Five months after Fuller’s death, Brown was arrested and charged. The case against her largely hinged on the word of one of Fuller’s friends, who said she witnessed the events.

“I seen (Fuller) was walking up to Trenches, that’s when I stopped, and I was trying to figure out what was going on. And I seen she was about to fight her, and Trenches basically turned around and shot her,” Fuller’s friend testified at a January 2024 preliminary hearing.

But the woman also testified that one of Fuller’s final statements was, “I’m going to (expletive) this (expletive) up,” referring to Brown. Authorities say the woman also described to them how Fuller had attempted earlier that year to run Brown over in a white SUV.

Police theorized that Fuller or her friends were behind another attempt on Brown’s life when Brown’s car was shot on the Richmond-San Rafael Bridge, heading toward Marin County, by someone in a white SUV. Fuller was never officially considered a suspect, according to Oakland police, but Brown’s attorney said in a court filing that Brown never got a chance to name her as one.

While Brown was talking to San Rafael police, a 26-year-old man, who would go on to be arrested on suspicion of human trafficking last December in Vallejo, allegedly came up, told her to cease her statement and took her away, according to court records.
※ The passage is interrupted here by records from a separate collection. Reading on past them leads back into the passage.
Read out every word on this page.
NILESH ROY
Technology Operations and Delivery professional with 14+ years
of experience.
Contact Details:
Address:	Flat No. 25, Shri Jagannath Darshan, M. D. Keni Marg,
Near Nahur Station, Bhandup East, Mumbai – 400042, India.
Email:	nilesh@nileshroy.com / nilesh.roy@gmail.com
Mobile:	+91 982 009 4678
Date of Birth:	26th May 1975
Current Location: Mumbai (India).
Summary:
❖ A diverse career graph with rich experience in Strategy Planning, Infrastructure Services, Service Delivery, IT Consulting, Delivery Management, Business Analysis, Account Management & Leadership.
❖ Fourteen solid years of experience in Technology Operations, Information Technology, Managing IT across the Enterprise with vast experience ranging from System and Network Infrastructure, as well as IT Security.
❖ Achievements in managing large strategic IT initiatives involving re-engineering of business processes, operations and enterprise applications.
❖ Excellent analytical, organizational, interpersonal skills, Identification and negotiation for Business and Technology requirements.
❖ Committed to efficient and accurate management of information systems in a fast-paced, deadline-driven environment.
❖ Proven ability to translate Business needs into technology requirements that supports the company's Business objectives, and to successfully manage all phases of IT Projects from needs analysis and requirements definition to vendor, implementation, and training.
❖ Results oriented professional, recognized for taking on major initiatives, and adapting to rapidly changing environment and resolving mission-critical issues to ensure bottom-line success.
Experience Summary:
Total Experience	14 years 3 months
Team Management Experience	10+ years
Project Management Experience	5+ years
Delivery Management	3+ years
Police reportedly uncovered text messages where Fuller told Brown, “I know where you live. You gone (sic) be right next to yo dead (expletive) brother,” and “go to any blade (expletive). I’m on you.” The word “blade” generally refers to a high-prostitution area, like where Brown shot Fuller.

With the case behind her, Brown has left the area and found a job. She takes each day as it comes, she said, and hasn’t forgotten how her Santa Rita Jail cellmate would keep track of her medicine schedule or help paramedics when she had a seizure.

“I just gotta learn how to deal with the cards I was dealt. Sometimes, God shows us things for a reason, and things happen for a reason,” Brown said. “God doesn’t send people into battle for things they can’t handle. He only sends his strongest soldiers.”